Around twenty minutes ago, Kris stepped off her computer, and walking past me and Glenn, she's wave goodbye like she usually does.

We both wave back, with his eyes peeled to the monitor, and mine at my hand, obviously not waving the way it should wave.

On one side of the office, there's a aluminum tray half-full with turon; I was offered, but I don't really know if I should. And besides, I'm not hungry, even if I only had so much for lunch, in a poor attempt to starve myself to hunger.

The clock slowly ticks to six o'clock. It's gotta get there soon. Another week, another weekend, another Monday.

I'm getting used to sleeping at around ten o'clock; I'm well acquainted to the feeling of genuine fatigue whenever I arrive home. I'd enter my room with the earphones still taped to my ears, perhaps saying one thing while I mean another.

Got some money to spend, living for the weekend.

Yesterday, I was awake for an extra hour, shuffling between Anna and Raisa's windows, waiting to see the indicator light go off before I can be assured of having enough power for the weekend. They're back to being two days long, but they still feel so long, with all the responsibilities young adults must have.

"Hi! How it goes in Nikoland?"

"In Nikoland, it's... not-so-Nikoriffic, and I dunno why!"

I'm also getting used to the idea that, well, I am independent. That could mean a lot of things, but if it means going home without having to get a bunch of paper bills on the console table, relying instead on a card, six digits and a big talking machine tucked away in a corner, then I am independent.

Perhaps it also means fending for yourself. You choose when to fight, and you choose when to resolve.

"Last work day before the weekend, so make today a good one! Good morning!"

And then I realize that Jackie's got work tomorrow.
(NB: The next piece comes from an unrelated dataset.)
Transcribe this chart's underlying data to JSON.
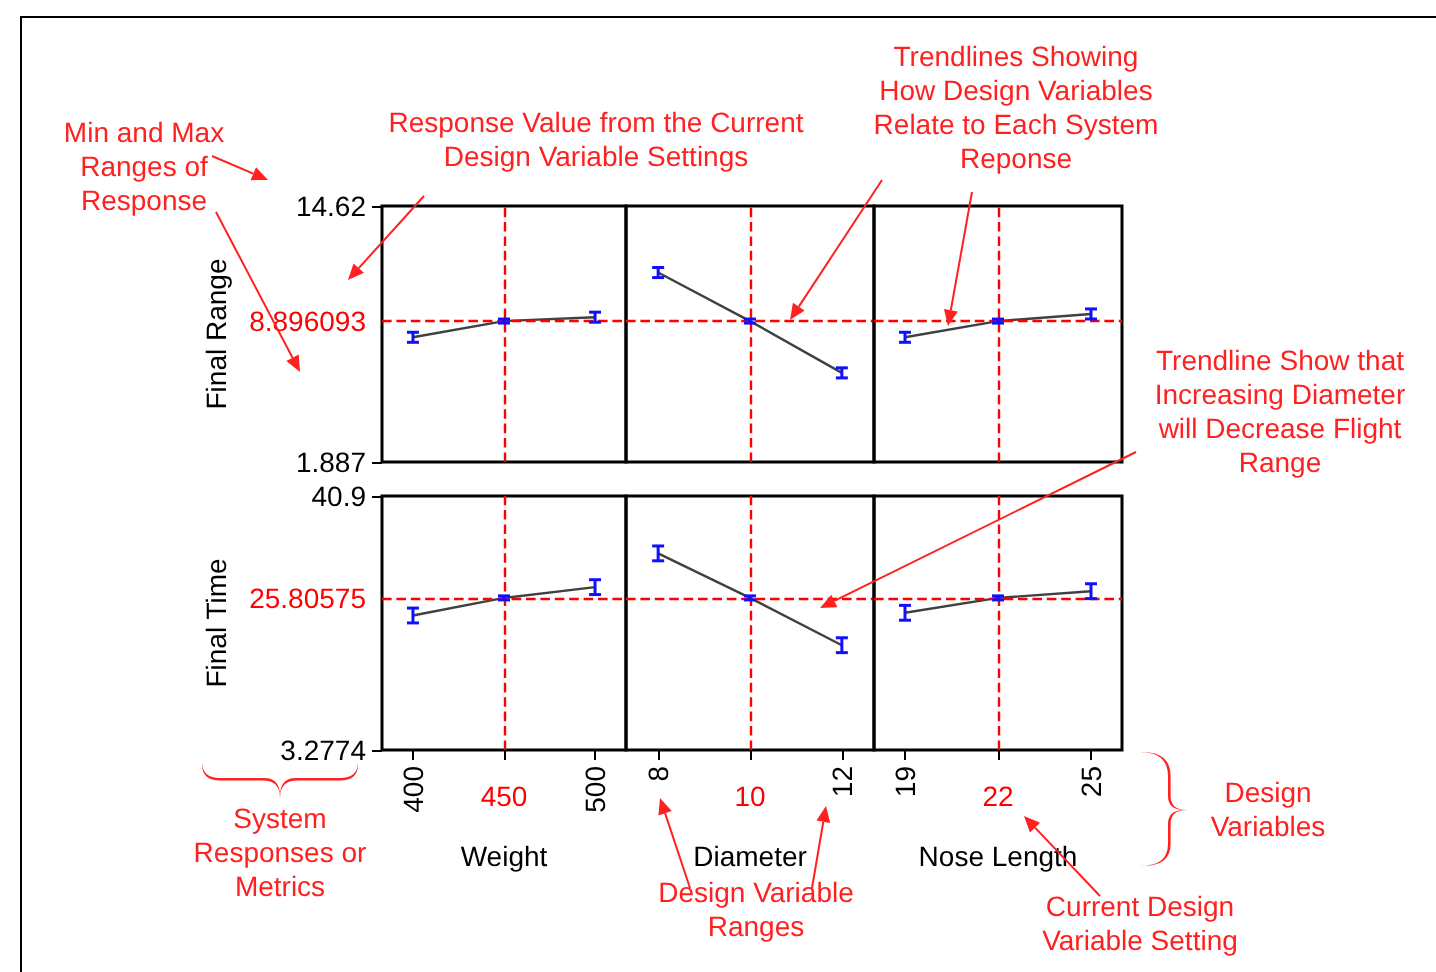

Twenty minutes before the end of the shift, with an email still in the drafts folder, and the place very much quiet. There's a creative writer applicant on one side of the office, struggling perhaps with Katherine Heigl, the same way I did seven weeks ago - and succeeded.

Look where I am now. I'm merely waiting for the weekend.

I don't know where I'll take myself tomorrow. Perhaps I'll attend my last driving lecture, perhaps I'll get my long-delayed sideline salary, perhaps I'll stuff myself with what my brother wants, while I wonder what's happening to Ranice's party. Maybe I'll go home and do some graphic, too giddy about make-up kits, wondering whether what I said two nights before will really stand true.

"Now I've seen the second photo, it's more likely I see you in my dreams somewhere, perhaps with the girly voice you said you have. And you flipping your hair. Shampoo commercial?"

"Publicity lang yan."

"Well, it's effective publicity. You'll pester me to vote you in my sleep!"

In the end, I will wake up to the same old things. Another week, another weekend, another Monday.